Wrong. It turns out Rubella has been eradicated from the United States and it’s quite rare in the rest of the world. There is virtually a zero risk of a pregnant woman contracting this disease in this country. The CDC says most people who get the MMR vaccine don’t have any problems with it. I took all those numbers off their website and I see enough 1 in 4’s and 1 in 6’s there to now most people do have adverse side effects and on a rare occasion they are devastating. Keep in mind most adverse side effects go unreported and some maybe unquantifiable. Who knows what kind of IQ points could be getting shaved due to these vaccines.

Yes fine great arguements. BUT lets try a little thought experiment here. We stop vaccinating for Rubella now. No problems will occur for many years (20-30 probably). Everything is sweet. Then someone who hasn’t been vaccinated travels to some dump in the third world. He/she gets infected and comes home. The disease would spread thoughout the under 30 population. We see lots of deformed children born. Of course this won’t be a (huge NB loss of herd immunity) problem for any of us. Or for our children (they will just get the ‘mild’ rash- and maybe some infertility for the guys if we include mumps) but their children’s generation will be severly affected.

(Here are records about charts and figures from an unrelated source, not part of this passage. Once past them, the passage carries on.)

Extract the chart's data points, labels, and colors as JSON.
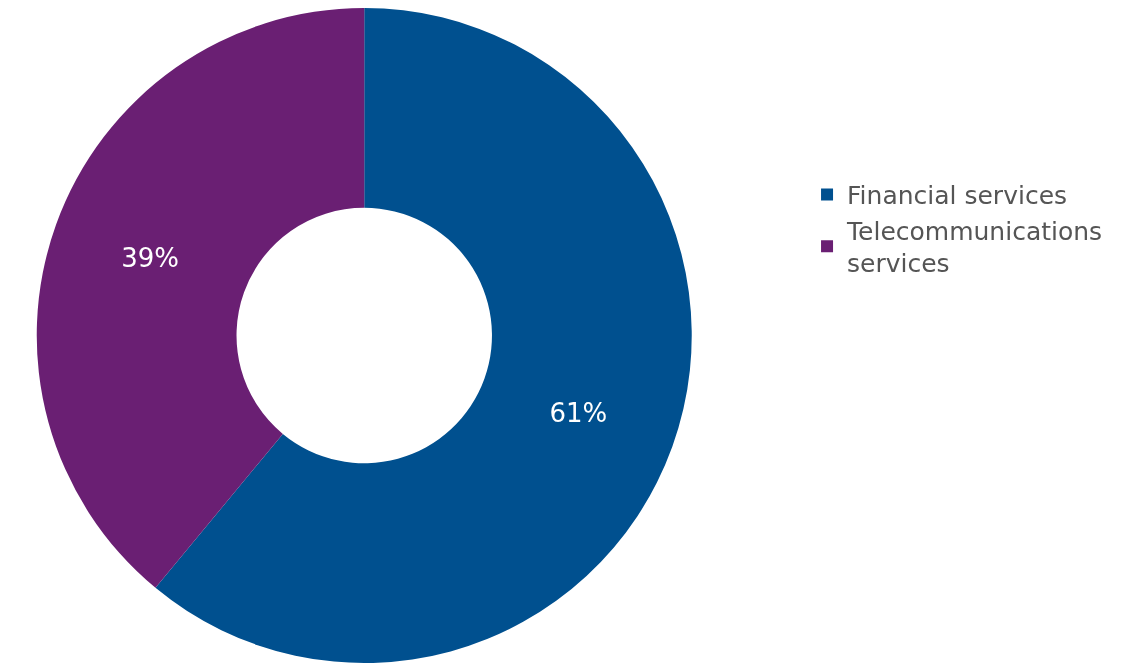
{
  "chart_data": {
    "type": "donut",
    "categories": [
      "Financial services",
      "Telecommunications services"
    ],
    "values": [
      61,
      39
    ],
    "colors": [
      "#00508f",
      "#6a1f73"
    ],
    "value_labels": [
      "61%",
      "39%"
    ],
    "legend": "right"
  }
}
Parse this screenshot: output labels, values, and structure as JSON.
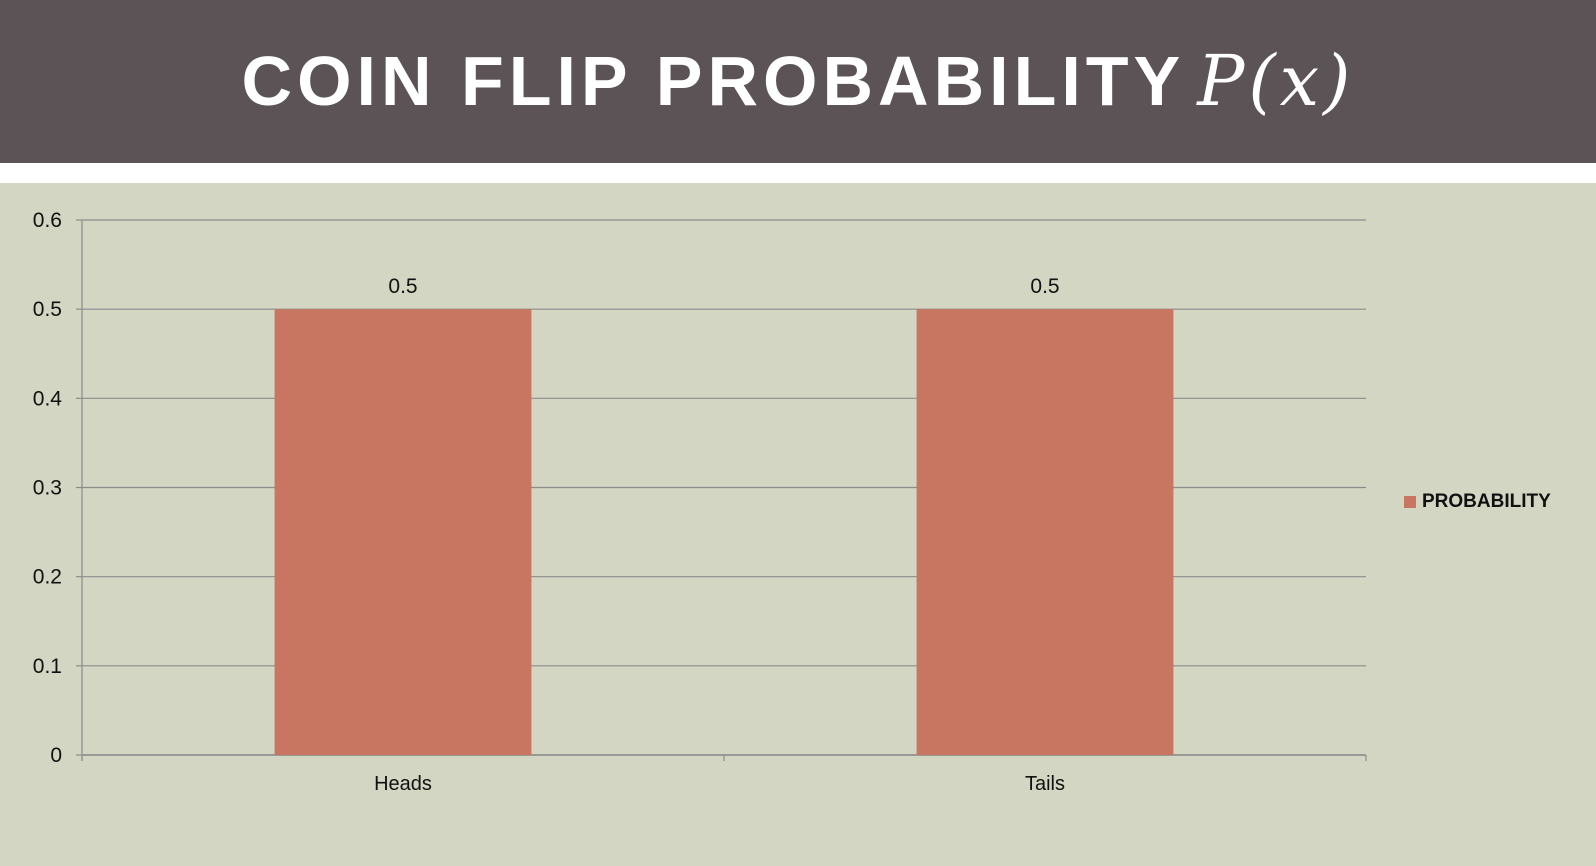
{
  "slide": {
    "title_main": "COIN FLIP PROBABILITY",
    "title_math": "P(x)"
  },
  "colors": {
    "title_bar": "#5b5356",
    "background": "#d3d6c2",
    "bar": "#c87662",
    "grid": "#8c8c8c"
  },
  "chart_data": {
    "type": "bar",
    "title": "",
    "xlabel": "",
    "ylabel": "",
    "categories": [
      "Heads",
      "Tails"
    ],
    "series": [
      {
        "name": "PROBABILITY",
        "values": [
          0.5,
          0.5
        ]
      }
    ],
    "data_labels": [
      "0.5",
      "0.5"
    ],
    "ylim": [
      0,
      0.6
    ],
    "yticks": [
      "0",
      "0.1",
      "0.2",
      "0.3",
      "0.4",
      "0.5",
      "0.6"
    ],
    "grid": true,
    "legend": "right"
  }
}
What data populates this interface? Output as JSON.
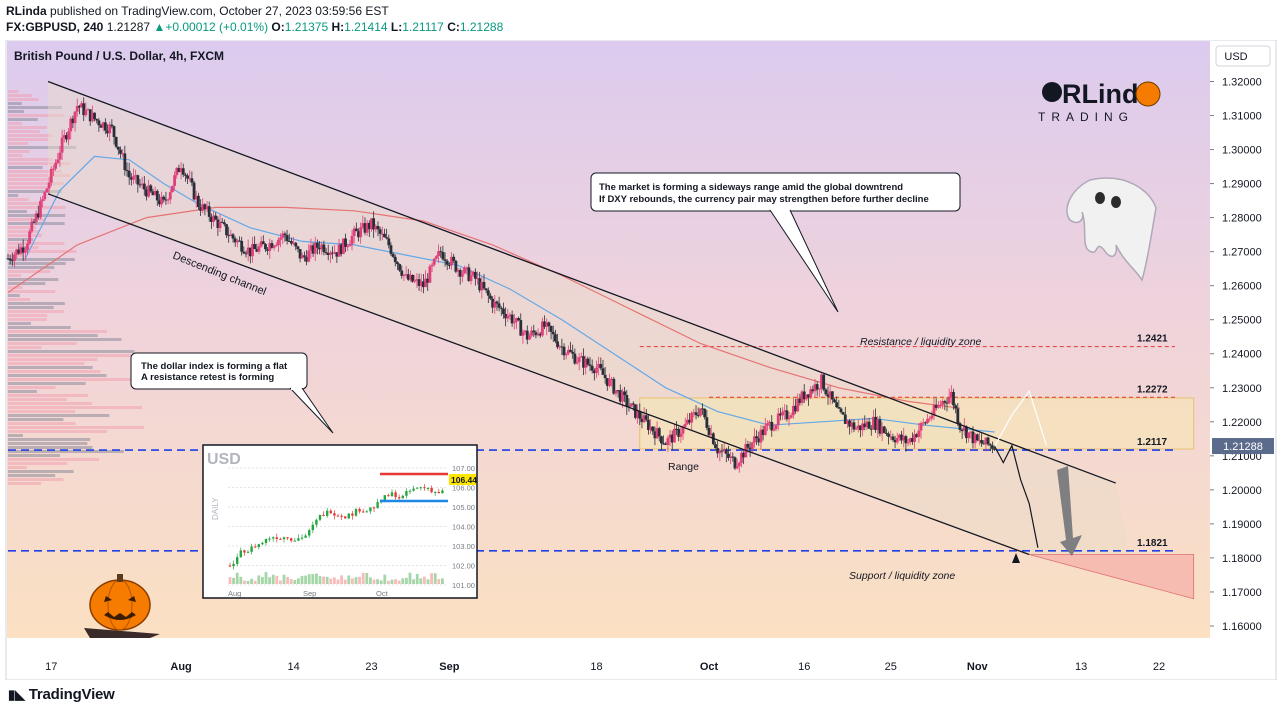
{
  "header": {
    "publisher": "RLinda",
    "published_text": "published on TradingView.com, October 27, 2023 03:59:56 EST",
    "symbol": "FX:GBPUSD, 240",
    "last_price": "1.21287",
    "change_arrow": "▲",
    "change": "+0.00012 (+0.01%)",
    "open_label": "O:",
    "open": "1.21375",
    "high_label": "H:",
    "high": "1.21414",
    "low_label": "L:",
    "low": "1.21117",
    "close_label": "C:",
    "close": "1.21288"
  },
  "chart_data": {
    "type": "candlestick",
    "title": "British Pound / U.S. Dollar, 4h, FXCM",
    "currency": "USD",
    "y_axis": {
      "min": 1.155,
      "max": 1.3225,
      "ticks": [
        1.32,
        1.31,
        1.3,
        1.29,
        1.28,
        1.27,
        1.26,
        1.25,
        1.24,
        1.23,
        1.22,
        1.21,
        1.2,
        1.19,
        1.18,
        1.17,
        1.16
      ],
      "tick_labels": [
        "1.32000",
        "1.31000",
        "1.30000",
        "1.29000",
        "1.28000",
        "1.27000",
        "1.26000",
        "1.25000",
        "1.24000",
        "1.23000",
        "1.22000",
        "1.21000",
        "1.20000",
        "1.19000",
        "1.18000",
        "1.17000",
        "1.16000"
      ],
      "current_price_label": "1.21288",
      "current_price": 1.21288
    },
    "x_axis": {
      "day_min": 12,
      "day_max": 126,
      "ticks": [
        {
          "day": 17,
          "label": "17"
        },
        {
          "day": 32,
          "label": "Aug"
        },
        {
          "day": 45,
          "label": "14"
        },
        {
          "day": 54,
          "label": "23"
        },
        {
          "day": 63,
          "label": "Sep"
        },
        {
          "day": 80,
          "label": "18"
        },
        {
          "day": 93,
          "label": "Oct"
        },
        {
          "day": 104,
          "label": "16"
        },
        {
          "day": 114,
          "label": "25"
        },
        {
          "day": 124,
          "label": "Nov"
        },
        {
          "day": 136,
          "label": "13"
        },
        {
          "day": 145,
          "label": "22"
        }
      ]
    },
    "price_path": [
      [
        12,
        1.268
      ],
      [
        14,
        1.272
      ],
      [
        16,
        1.285
      ],
      [
        18,
        1.3
      ],
      [
        20,
        1.313
      ],
      [
        22,
        1.309
      ],
      [
        24,
        1.306
      ],
      [
        26,
        1.292
      ],
      [
        28,
        1.288
      ],
      [
        30,
        1.284
      ],
      [
        32,
        1.296
      ],
      [
        34,
        1.284
      ],
      [
        36,
        1.279
      ],
      [
        38,
        1.274
      ],
      [
        40,
        1.27
      ],
      [
        42,
        1.272
      ],
      [
        44,
        1.275
      ],
      [
        46,
        1.268
      ],
      [
        48,
        1.272
      ],
      [
        50,
        1.27
      ],
      [
        52,
        1.275
      ],
      [
        54,
        1.278
      ],
      [
        56,
        1.272
      ],
      [
        58,
        1.262
      ],
      [
        60,
        1.26
      ],
      [
        62,
        1.27
      ],
      [
        64,
        1.265
      ],
      [
        66,
        1.262
      ],
      [
        68,
        1.255
      ],
      [
        70,
        1.251
      ],
      [
        72,
        1.245
      ],
      [
        74,
        1.248
      ],
      [
        76,
        1.242
      ],
      [
        78,
        1.238
      ],
      [
        80,
        1.236
      ],
      [
        82,
        1.23
      ],
      [
        84,
        1.224
      ],
      [
        86,
        1.219
      ],
      [
        88,
        1.214
      ],
      [
        90,
        1.218
      ],
      [
        92,
        1.224
      ],
      [
        94,
        1.212
      ],
      [
        96,
        1.208
      ],
      [
        98,
        1.214
      ],
      [
        100,
        1.219
      ],
      [
        102,
        1.222
      ],
      [
        104,
        1.228
      ],
      [
        106,
        1.232
      ],
      [
        108,
        1.222
      ],
      [
        110,
        1.218
      ],
      [
        112,
        1.22
      ],
      [
        114,
        1.216
      ],
      [
        116,
        1.214
      ],
      [
        118,
        1.22
      ],
      [
        120,
        1.226
      ],
      [
        121,
        1.228
      ],
      [
        122,
        1.219
      ],
      [
        124,
        1.214
      ],
      [
        126,
        1.2128
      ]
    ],
    "ma_fast": [
      [
        14,
        1.268
      ],
      [
        18,
        1.288
      ],
      [
        22,
        1.298
      ],
      [
        26,
        1.297
      ],
      [
        30,
        1.29
      ],
      [
        34,
        1.284
      ],
      [
        40,
        1.277
      ],
      [
        46,
        1.273
      ],
      [
        52,
        1.272
      ],
      [
        58,
        1.269
      ],
      [
        64,
        1.266
      ],
      [
        70,
        1.259
      ],
      [
        76,
        1.25
      ],
      [
        82,
        1.24
      ],
      [
        88,
        1.23
      ],
      [
        94,
        1.223
      ],
      [
        100,
        1.219
      ],
      [
        106,
        1.22
      ],
      [
        112,
        1.221
      ],
      [
        118,
        1.219
      ],
      [
        126,
        1.217
      ]
    ],
    "ma_slow": [
      [
        12,
        1.258
      ],
      [
        20,
        1.272
      ],
      [
        28,
        1.28
      ],
      [
        36,
        1.283
      ],
      [
        44,
        1.283
      ],
      [
        52,
        1.282
      ],
      [
        60,
        1.279
      ],
      [
        68,
        1.272
      ],
      [
        76,
        1.263
      ],
      [
        84,
        1.253
      ],
      [
        92,
        1.243
      ],
      [
        100,
        1.236
      ],
      [
        108,
        1.23
      ],
      [
        116,
        1.226
      ],
      [
        122,
        1.224
      ]
    ],
    "channel_upper": [
      [
        12,
        1.32
      ],
      [
        140,
        1.202
      ]
    ],
    "channel_lower": [
      [
        12,
        1.287
      ],
      [
        130,
        1.181
      ]
    ],
    "range_box": {
      "day_from": 85,
      "day_to": 149,
      "top": 1.227,
      "bottom": 1.212
    },
    "resistance_liquidity_box": {
      "day_from": 130,
      "day_to": 149,
      "top": 1.181,
      "bottom": 1.168
    },
    "levels": [
      {
        "value": 1.2421,
        "label": "1.2421",
        "style": "red-dashed"
      },
      {
        "value": 1.2272,
        "label": "1.2272",
        "style": "red-dashed"
      },
      {
        "value": 1.2117,
        "label": "1.2117",
        "style": "blue-dashed"
      },
      {
        "value": 1.1821,
        "label": "1.1821",
        "style": "blue-dashed"
      }
    ],
    "forecast_white": [
      [
        126,
        1.2128
      ],
      [
        128,
        1.222
      ],
      [
        130,
        1.229
      ],
      [
        132,
        1.213
      ]
    ],
    "forecast_black": [
      [
        126,
        1.2128
      ],
      [
        127,
        1.208
      ],
      [
        128,
        1.213
      ],
      [
        129,
        1.203
      ],
      [
        130,
        1.196
      ],
      [
        131,
        1.183
      ]
    ],
    "annotations": {
      "descending_channel": "Descending channel",
      "range": "Range",
      "resistance_zone": "Resistance / liquidity zone",
      "support_zone": "Support / liquidity zone",
      "callout_main_line1": "The market is forming a sideways range amid the global downtrend",
      "callout_main_line2": "If DXY rebounds, the currency pair may strengthen before further decline",
      "callout_dxy_line1": "The dollar index is forming a flat",
      "callout_dxy_line2": "A resistance retest is forming"
    },
    "inset": {
      "title": "USD",
      "side_label": "DAILY",
      "y_ticks": [
        "107.00",
        "106.00",
        "105.00",
        "104.00",
        "103.00",
        "102.00",
        "101.00"
      ],
      "price_label": "106.44",
      "x_labels": [
        "Aug",
        "Sep",
        "Oct"
      ]
    },
    "logo": {
      "line1": "RLinda",
      "line2": "TRADING"
    }
  },
  "footer": {
    "brand": "TradingView"
  }
}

Of course the situation with Mumps in the UK has been rather accelerated having happened in a ten year period.

If you really don’t want MMR for your children then at least get your children the three seperate vaccines that we were given as children.[/quote]

I’m not saying vaccines aren’t good for populations. I think they are. My approach is “what is best for my children” and my conclusion is it’s probably safer for them to not get vaccinated. As I stated earlier, the one vaccine I’m up in the air about is the Meningococcal vaccine.